Obwohl die Einrichtung nicht für längere Aufenthalte ausgelegt sei, erkenne man Probleme und Versäumnisse. Beschwerden solle nachgegangen, langfristig Aufsicht und Kontrolle gewährleistet werden. Dabei setze er auch Hoffnungen in die Einsetzung einer Task Force, die sich um die Situation in den Flüchtlingsunterkünften kümmern soll.

Dabei ist das Problem schon länger in Düsseldorf bekannt, wie unlängst öffentlich wurde. Burbachs Bürgermeister Christoph Ewers dementiert allerdings einen Bericht der Süddeutschen Zeitung, wonach er auf Missstände beim Sicherheitspersonal hingewiesen habe. Vielmehr seien solche Bedenken bei der Bürgerversammlung geäußert worden.

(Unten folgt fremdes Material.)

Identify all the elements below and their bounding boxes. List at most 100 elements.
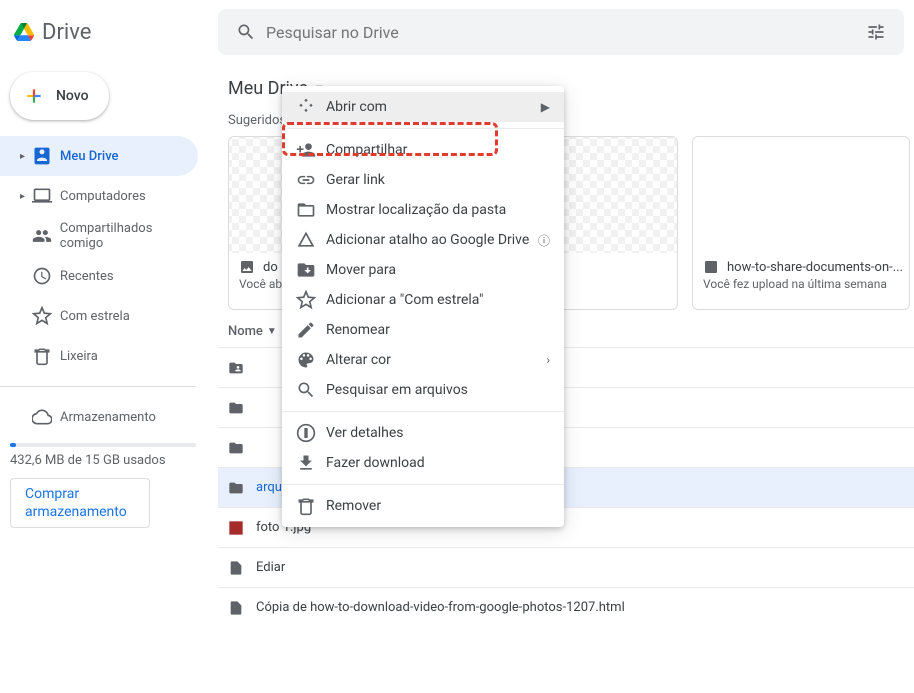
ctx-label: Renomear <box>326 322 390 338</box>
sort-arrow-icon: ▼ <box>267 326 277 337</box>
person-add-icon <box>296 140 326 160</box>
ctx-show-location[interactable]: Mostrar localização da pasta <box>282 195 564 225</box>
sidebar-item-starred[interactable]: Com estrela <box>0 296 198 336</box>
card-title: how-to-share-documents-on-... <box>727 260 903 275</box>
ctx-label: Compartilhar <box>326 142 407 158</box>
drive-logo-icon <box>14 22 34 42</box>
ctx-label: Adicionar a "Com estrela" <box>326 292 483 308</box>
sidebar-item-computers[interactable]: ▸ Computadores <box>0 176 198 216</box>
search-icon <box>226 22 266 42</box>
nav-label: Com estrela <box>60 309 130 324</box>
ctx-change-color[interactable]: Alterar cor › <box>282 345 564 375</box>
file-row[interactable]: Cópia de how-to-download-video-from-goog… <box>218 587 914 627</box>
docs-icon <box>228 560 256 576</box>
file-row[interactable]: Ediar <box>218 547 914 587</box>
ctx-label: Mostrar localização da pasta <box>326 202 506 218</box>
drive-shortcut-icon <box>296 230 326 250</box>
ctx-remove[interactable]: Remover <box>282 491 564 521</box>
help-icon[interactable]: ⓘ <box>538 232 550 249</box>
palette-icon <box>296 350 326 370</box>
search-icon <box>296 380 326 400</box>
sidebar-item-trash[interactable]: Lixeira <box>0 336 198 376</box>
separator <box>282 128 564 129</box>
trash-icon <box>32 346 60 366</box>
file-name: Ediar <box>256 560 285 575</box>
sidebar-item-recent[interactable]: Recentes <box>0 256 198 296</box>
card-title: do <box>263 260 278 275</box>
ctx-label: Adicionar atalho ao Google Drive <box>326 232 529 248</box>
separator <box>282 411 564 412</box>
suggested-card[interactable]: how-to-share-documents-on-... Você fez u… <box>692 136 910 310</box>
ctx-move-to[interactable]: Mover para <box>282 255 564 285</box>
sidebar: Novo ▸ Meu Drive ▸ Computadores Comparti… <box>0 64 210 693</box>
ctx-get-link[interactable]: Gerar link <box>282 165 564 195</box>
column-label: Nome <box>228 324 263 339</box>
cloud-icon <box>32 407 60 427</box>
header: Drive <box>0 0 914 64</box>
ctx-download[interactable]: Fazer download <box>282 448 564 478</box>
ctx-share[interactable]: Compartilhar <box>282 135 564 165</box>
storage-bar <box>10 443 196 447</box>
logo-area[interactable]: Drive <box>0 20 218 45</box>
ctx-label: Abrir com <box>326 99 387 115</box>
link-icon <box>296 170 326 190</box>
app-name: Drive <box>42 20 91 45</box>
separator <box>0 386 196 387</box>
move-icon <box>296 260 326 280</box>
card-subtitle: Você fez upload na última semana <box>693 277 909 299</box>
new-button-label: Novo <box>56 88 89 104</box>
caret-icon: ▸ <box>20 191 30 202</box>
tune-icon[interactable] <box>856 22 896 42</box>
ctx-label: Pesquisar em arquivos <box>326 382 468 398</box>
nav-label: Armazenamento <box>60 410 156 425</box>
folder-shared-icon <box>228 360 256 376</box>
docs-icon <box>228 600 256 616</box>
separator <box>282 484 564 485</box>
folder-icon <box>228 480 256 496</box>
sidebar-item-storage[interactable]: Armazenamento <box>0 397 198 437</box>
ctx-rename[interactable]: Renomear <box>282 315 564 345</box>
sidebar-item-my-drive[interactable]: ▸ Meu Drive <box>0 136 198 176</box>
nav-label: Recentes <box>60 269 114 284</box>
nav-label: Computadores <box>60 189 146 204</box>
image-icon <box>228 520 256 536</box>
context-menu: Abrir com ▶ Compartilhar Gerar link Most… <box>282 86 564 527</box>
search-bar[interactable] <box>218 9 904 55</box>
info-icon <box>296 423 326 443</box>
folder-outline-icon <box>296 200 326 220</box>
chevron-right-icon: › <box>546 353 550 367</box>
ctx-details[interactable]: Ver detalhes <box>282 418 564 448</box>
storage-text: 432,6 MB de 15 GB usados <box>0 453 210 468</box>
clock-icon <box>32 266 60 286</box>
people-icon <box>32 226 60 246</box>
folder-icon <box>228 440 256 456</box>
nav: ▸ Meu Drive ▸ Computadores Compartilhado… <box>0 136 210 528</box>
ctx-add-shortcut[interactable]: Adicionar atalho ao Google Drive ⓘ <box>282 225 564 255</box>
buy-storage-button[interactable]: Comprar armazenamento <box>10 478 150 528</box>
search-input[interactable] <box>266 23 856 42</box>
ctx-add-star[interactable]: Adicionar a "Com estrela" <box>282 285 564 315</box>
image-file-icon <box>239 259 255 275</box>
card-thumbnail <box>693 137 909 253</box>
my-drive-icon <box>32 146 60 166</box>
plus-icon <box>24 86 44 106</box>
nav-label: Lixeira <box>60 349 98 364</box>
ctx-search-within[interactable]: Pesquisar em arquivos <box>282 375 564 405</box>
pencil-icon <box>296 320 326 340</box>
computer-icon <box>32 186 60 206</box>
word-file-icon <box>703 259 719 275</box>
star-icon <box>32 306 60 326</box>
ctx-label: Ver detalhes <box>326 425 404 441</box>
folder-icon <box>228 400 256 416</box>
download-icon <box>296 453 326 473</box>
chevron-right-icon: ▶ <box>541 100 550 114</box>
ctx-label: Mover para <box>326 262 396 278</box>
trash-icon <box>296 496 326 516</box>
file-name: Cópia de how-to-download-video-from-goog… <box>256 600 625 615</box>
nav-label: Compartilhados comigo <box>60 221 198 251</box>
open-with-icon <box>296 97 326 117</box>
sidebar-item-shared[interactable]: Compartilhados comigo <box>0 216 198 256</box>
star-outline-icon <box>296 290 326 310</box>
new-button[interactable]: Novo <box>10 72 109 120</box>
ctx-open-with[interactable]: Abrir com ▶ <box>282 92 564 122</box>
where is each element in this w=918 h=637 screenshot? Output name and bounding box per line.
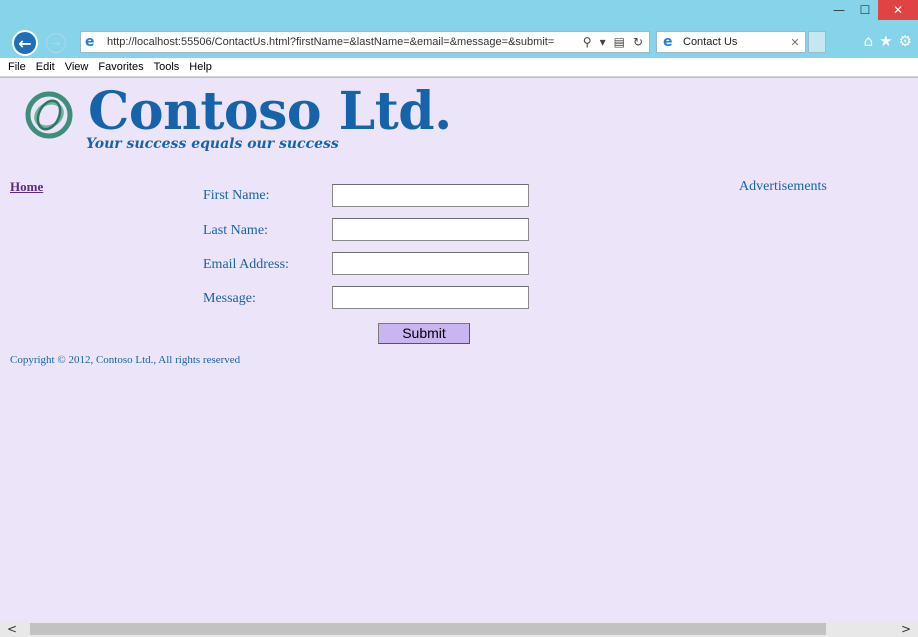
settings-gear-icon[interactable]: ⚙	[899, 32, 912, 50]
brand-tagline: Your success equals our success	[86, 136, 339, 152]
menu-favorites[interactable]: Favorites	[93, 61, 148, 73]
scrollbar-thumb[interactable]	[30, 623, 826, 635]
forward-icon[interactable]: →	[46, 33, 66, 53]
search-icon[interactable]: ⚲	[583, 35, 592, 49]
copyright-text: Copyright © 2012, Contoso Ltd., All righ…	[10, 354, 241, 366]
menu-help[interactable]: Help	[184, 61, 217, 73]
message-input[interactable]	[332, 286, 529, 309]
page-content: Contoso Ltd. Your success equals our suc…	[0, 78, 918, 621]
ie-icon: e	[663, 34, 673, 50]
first-name-label: First Name:	[203, 188, 270, 203]
scroll-left-icon[interactable]: <	[2, 621, 22, 637]
address-url[interactable]: http://localhost:55506/ContactUs.html?fi…	[107, 36, 577, 48]
new-tab-button[interactable]	[808, 31, 826, 53]
scroll-right-icon[interactable]: >	[896, 621, 916, 637]
email-input[interactable]	[332, 252, 529, 275]
close-window-button[interactable]: ✕	[878, 0, 918, 20]
tab-close-icon[interactable]: ✕	[785, 36, 805, 49]
submit-button[interactable]: Submit	[378, 323, 470, 344]
maximize-button[interactable]: ☐	[852, 0, 878, 20]
menu-tools[interactable]: Tools	[149, 61, 185, 73]
menu-view[interactable]: View	[60, 61, 94, 73]
compat-view-icon[interactable]: ▤	[614, 35, 625, 49]
first-name-input[interactable]	[332, 184, 529, 207]
refresh-icon[interactable]: ↻	[633, 35, 643, 49]
address-tools: ⚲ ▾ ▤ ↻	[577, 35, 649, 49]
menu-bar: File Edit View Favorites Tools Help	[0, 58, 918, 77]
window-controls: — ☐ ✕	[826, 0, 918, 22]
search-dropdown-icon[interactable]: ▾	[600, 35, 606, 49]
home-link[interactable]: Home	[10, 179, 43, 195]
last-name-input[interactable]	[332, 218, 529, 241]
minimize-button[interactable]: —	[826, 0, 852, 20]
tab-title: Contact Us	[683, 36, 738, 48]
navigation-bar: ← → e http://localhost:55506/ContactUs.h…	[0, 28, 918, 58]
message-label: Message:	[203, 291, 256, 306]
advertisements-heading: Advertisements	[739, 179, 827, 194]
brand-name: Contoso Ltd.	[88, 81, 452, 142]
home-icon[interactable]: ⌂	[864, 32, 874, 50]
favorites-star-icon[interactable]: ★	[879, 32, 892, 50]
address-bar[interactable]: e http://localhost:55506/ContactUs.html?…	[80, 31, 650, 53]
menu-edit[interactable]: Edit	[31, 61, 60, 73]
menu-file[interactable]: File	[0, 61, 31, 73]
last-name-label: Last Name:	[203, 223, 268, 238]
email-label: Email Address:	[203, 257, 289, 272]
tab-contact-us[interactable]: e Contact Us ✕	[656, 31, 806, 53]
back-icon[interactable]: ←	[12, 30, 38, 56]
browser-tools: ⌂ ★ ⚙	[864, 32, 912, 50]
contoso-logo	[25, 91, 73, 139]
ie-icon: e	[85, 34, 95, 50]
browser-chrome: — ☐ ✕ ← → e http://localhost:55506/Conta…	[0, 0, 918, 78]
horizontal-scrollbar[interactable]: < >	[0, 621, 918, 637]
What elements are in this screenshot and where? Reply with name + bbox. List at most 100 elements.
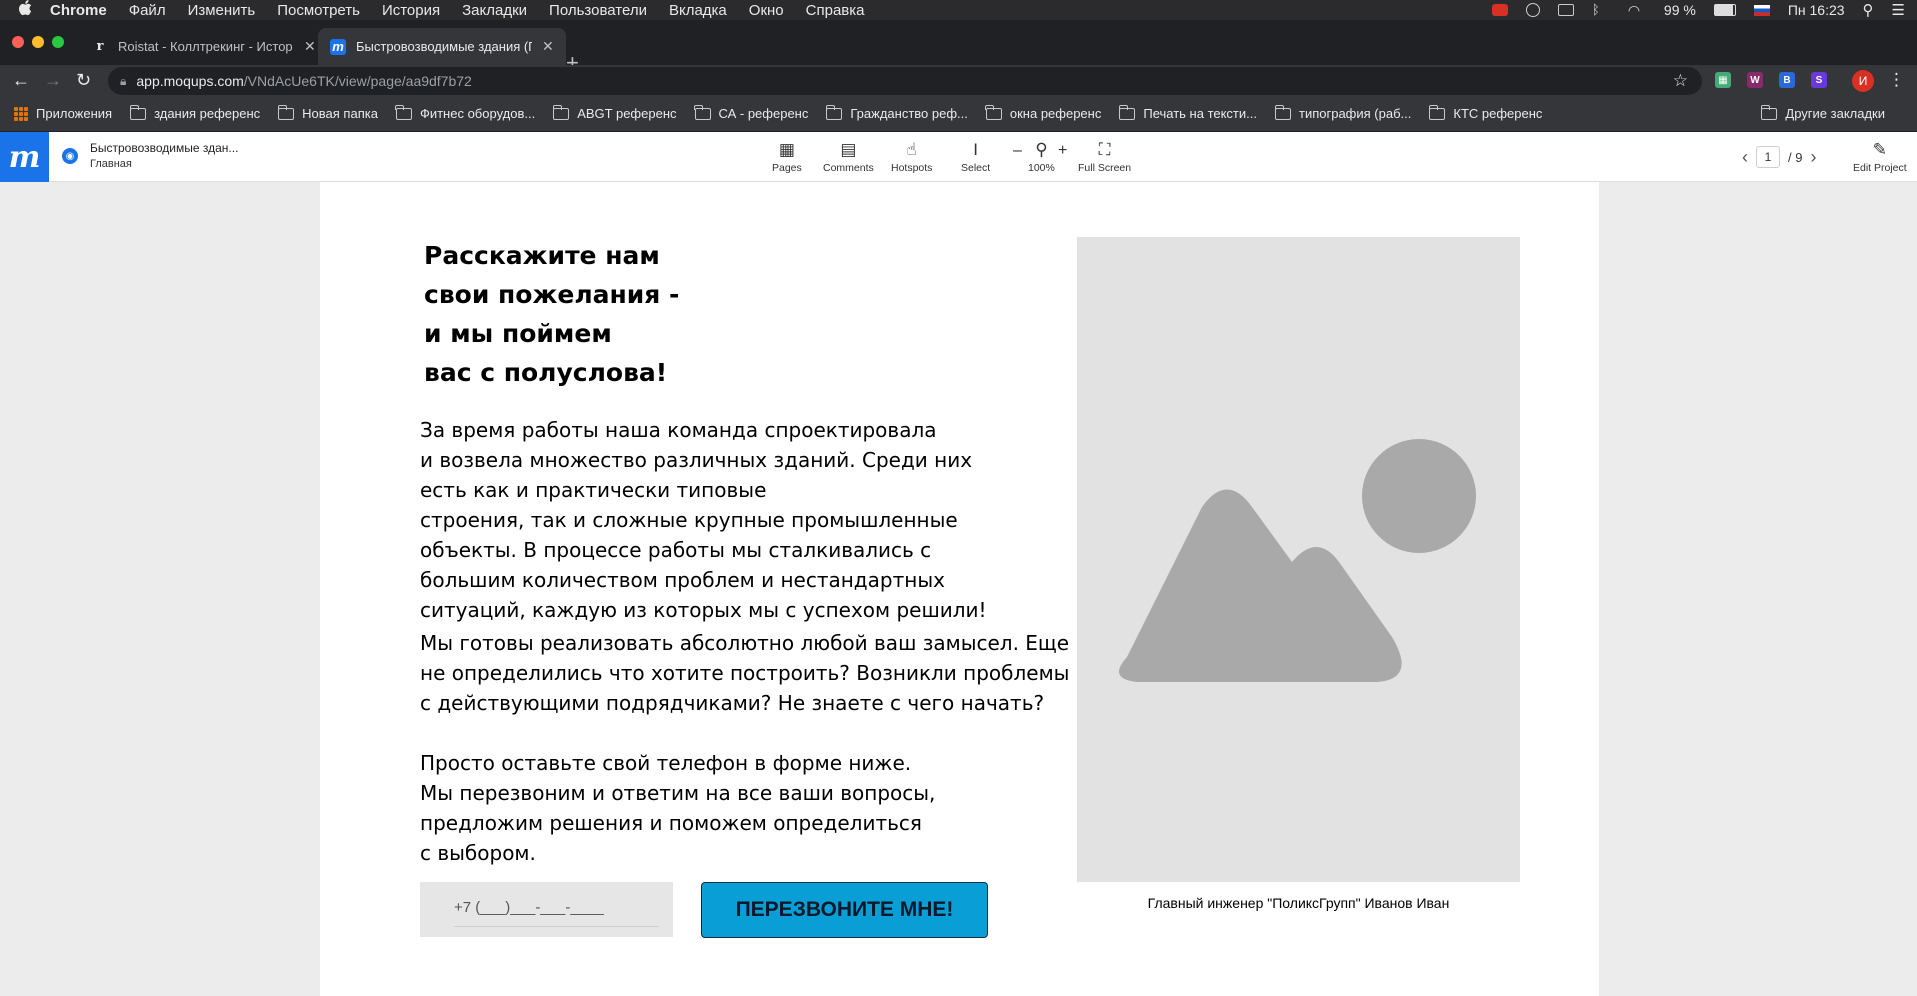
zoom-in-button[interactable]: + <box>1058 142 1067 160</box>
project-name[interactable]: Быстровозводимые здан... <box>90 141 238 155</box>
menu-bookmarks[interactable]: Закладки <box>462 2 527 19</box>
next-page-icon[interactable]: › <box>1810 147 1816 168</box>
tool-label: Full Screen <box>1078 162 1132 174</box>
apple-icon[interactable] <box>0 0 50 20</box>
pages-button[interactable]: ▦ Pages <box>772 138 802 174</box>
bookmark-folder[interactable]: Новая папка <box>277 104 378 121</box>
bluetooth-icon[interactable]: ᛒ <box>1592 3 1610 16</box>
tab-title: Быстровозводимые здания (Г <box>356 39 532 54</box>
tab-moqups[interactable]: m Быстровозводимые здания (Г ✕ <box>318 28 566 65</box>
bookmark-label: Печать на тексти... <box>1143 106 1257 121</box>
roistat-favicon-icon: r <box>96 39 104 54</box>
page-total: / 9 <box>1788 149 1803 165</box>
page-name: Главная <box>90 158 132 170</box>
creative-cloud-icon[interactable] <box>1525 3 1540 17</box>
forward-arrow-icon[interactable]: → <box>44 70 62 91</box>
battery-percent: 99 % <box>1663 2 1696 18</box>
reload-icon[interactable]: ↻ <box>76 70 91 91</box>
folder-icon <box>1118 104 1136 120</box>
menu-view[interactable]: Посмотреть <box>277 2 360 19</box>
airplay-icon[interactable] <box>1557 4 1574 16</box>
photo-caption: Главный инженер "ПоликсГрупп" Иванов Ива… <box>1147 895 1450 911</box>
page-number-input[interactable]: 1 <box>1756 146 1780 168</box>
menu-app-name[interactable]: Chrome <box>50 2 107 19</box>
extension-1-icon[interactable]: ▦ <box>1715 72 1731 88</box>
bookmark-other[interactable]: Другие закладки <box>1760 104 1885 121</box>
zoom-out-button[interactable]: – <box>1013 142 1022 160</box>
bookmark-folder[interactable]: СА - референс <box>694 104 808 121</box>
tab-roistat[interactable]: r Roistat - Коллтрекинг - Истор ✕ <box>80 28 328 65</box>
folder-icon <box>552 104 570 120</box>
bookmark-star-icon[interactable]: ☆ <box>1673 71 1688 91</box>
bookmark-folder[interactable]: Печать на тексти... <box>1118 104 1257 121</box>
extension-3-icon[interactable]: B <box>1779 72 1795 88</box>
heading-line: свои пожелания - <box>424 280 680 309</box>
menu-history[interactable]: История <box>382 2 440 19</box>
fullscreen-button[interactable]: ⛶ Full Screen <box>1078 138 1131 174</box>
select-button[interactable]: I Select <box>961 138 990 174</box>
tool-label: Select <box>961 162 991 174</box>
folder-icon <box>1760 104 1778 120</box>
folder-icon <box>825 104 843 120</box>
bookmark-folder[interactable]: окна референс <box>985 104 1101 121</box>
url-host: app.moqups.com <box>136 73 244 89</box>
call-me-button[interactable]: ПЕРЕЗВОНИТЕ МНЕ! <box>701 882 988 938</box>
bookmark-folder[interactable]: Гражданство реф... <box>825 104 968 121</box>
extension-2-icon[interactable]: W <box>1747 72 1763 88</box>
window-zoom-button[interactable] <box>52 36 64 48</box>
back-arrow-icon[interactable]: ← <box>12 70 30 91</box>
close-tab-icon[interactable]: ✕ <box>304 38 316 55</box>
hotspots-button[interactable]: ☝ Hotspots <box>891 138 932 174</box>
close-tab-icon[interactable]: ✕ <box>542 38 554 55</box>
edit-project-label: Edit Project <box>1853 162 1907 174</box>
folder-icon <box>694 104 711 120</box>
bookmark-folder[interactable]: ABGT референс <box>552 104 677 121</box>
browser-menu-icon[interactable]: ⋮ <box>1888 70 1905 90</box>
edit-project-button[interactable]: ✎ Edit Project <box>1853 138 1907 174</box>
bookmarks-bar: Приложения здания референс Новая папка Ф… <box>0 96 1917 132</box>
pages-icon: ▦ <box>778 140 795 159</box>
spotlight-search-icon[interactable]: ⚲ <box>1863 1 1874 19</box>
url-path: /VNdAcUe6TK/view/page/aa9df7b72 <box>243 73 472 89</box>
bookmark-apps[interactable]: Приложения <box>14 106 112 121</box>
extension-4-icon[interactable]: S <box>1811 72 1827 88</box>
menu-file[interactable]: Файл <box>129 2 166 19</box>
window-minimize-button[interactable] <box>32 36 44 48</box>
control-center-icon[interactable]: ☰ <box>1892 1 1905 19</box>
comments-button[interactable]: ▤ Comments <box>823 138 874 174</box>
menu-people[interactable]: Пользователи <box>549 2 647 19</box>
battery-icon[interactable] <box>1713 4 1736 16</box>
bookmark-folder[interactable]: здания референс <box>129 104 260 121</box>
window-close-button[interactable] <box>12 36 24 48</box>
clock[interactable]: Пн 16:23 <box>1788 2 1845 18</box>
bookmark-folder[interactable]: типография (раб... <box>1274 104 1411 121</box>
bookmark-folder[interactable]: КТС референс <box>1428 104 1542 121</box>
input-underline <box>454 926 659 927</box>
moqups-logo-icon[interactable]: m <box>0 132 49 182</box>
moqups-favicon-icon: m <box>330 38 346 55</box>
menu-window[interactable]: Окно <box>749 2 784 19</box>
text-line: большим количеством проблем и нестандарт… <box>420 568 945 592</box>
menu-help[interactable]: Справка <box>806 2 865 19</box>
lock-icon[interactable]: 🔒︎ <box>120 74 126 89</box>
text-line: Мы перезвоним и ответим на все ваши вопр… <box>420 781 936 805</box>
text-line: предложим решения и поможем определиться <box>420 811 922 835</box>
menu-edit[interactable]: Изменить <box>188 2 256 19</box>
offer-paragraph: Мы готовы реализовать абсолютно любой ва… <box>420 628 1069 718</box>
bookmark-label: Приложения <box>36 106 113 121</box>
profile-avatar[interactable]: И <box>1852 70 1874 92</box>
wifi-icon[interactable]: ◠ <box>1628 3 1646 17</box>
zoom-button[interactable]: ⚲ 100% <box>1028 138 1055 174</box>
bookmark-folder[interactable]: Фитнес оборудов... <box>395 104 535 121</box>
globe-icon[interactable]: ◉ <box>62 148 78 164</box>
phone-input[interactable]: +7 (___)___-___-____ <box>420 882 673 937</box>
address-bar[interactable]: 🔒︎ app.moqups.com /VNdAcUe6TK/view/page/… <box>108 67 1702 95</box>
zoom-icon: ⚲ <box>1035 140 1048 159</box>
prev-page-icon[interactable]: ‹ <box>1742 147 1748 168</box>
menu-tab[interactable]: Вкладка <box>669 2 727 19</box>
input-source-flag-icon[interactable] <box>1753 4 1770 16</box>
text-line: строения, так и сложные крупные промышле… <box>420 508 958 532</box>
zoom-level: 100% <box>1028 162 1055 174</box>
notification-badge-icon[interactable] <box>1491 4 1508 16</box>
os-menu-bar: Chrome Файл Изменить Посмотреть История … <box>0 0 1917 20</box>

Ewers verweist auf das ehrenamtliche Engagement von Kirchen, Verbänden und Institutionen: „Wir versuchen alle, trotz organisatorischer Probleme diesen Menschen das Leben hier so erträglich wie möglich zu machen.“

Politiker inszenieren heile Welt

Allerdings hätte es dafür eine solche Inszenierung nicht gebraucht. Demonstrativ essen Laschet und Regierungspräsident Gerd Bollermann eine Portion des Mittagessens. Zwar platzt ein Bewohner lautstark dazwischen: Dieses Essen sehe er zum ersten Mal. Asylbewerber, die als Küchenhilfe arbeiten und andere Bewohner wiegeln dagegen ab – das ist unser Essen. Und wo sie schon dabei sind: So sauber und aufgeräumt wie jetzt bei der Vorführung, man muss es so nennen, sei es auch nicht immer. Warum also so tun, als sei alles gut, wenn es im System knirscht?

Die Stimmung ist merklich entspannter als noch vor ein paar Tagen. Es geht weiter. Ein junger Syrer hat endlich seine Transferpapiere bekommen, er reist morgen nach Kamp-Lintfort. Für einen anderen geht es morgen nach Plettenberg. Wie es da so ist, will er wissen, muss man da auch drei Kilometer zum Einkaufen gehen? Er macht schon Pläne, ein Deutschzertifikat will er erwerben und dann sein in Damaskus begonnenes Studium wiederaufnehmen.

Er hofft, dass seine Abschlüsse anerkannt werden.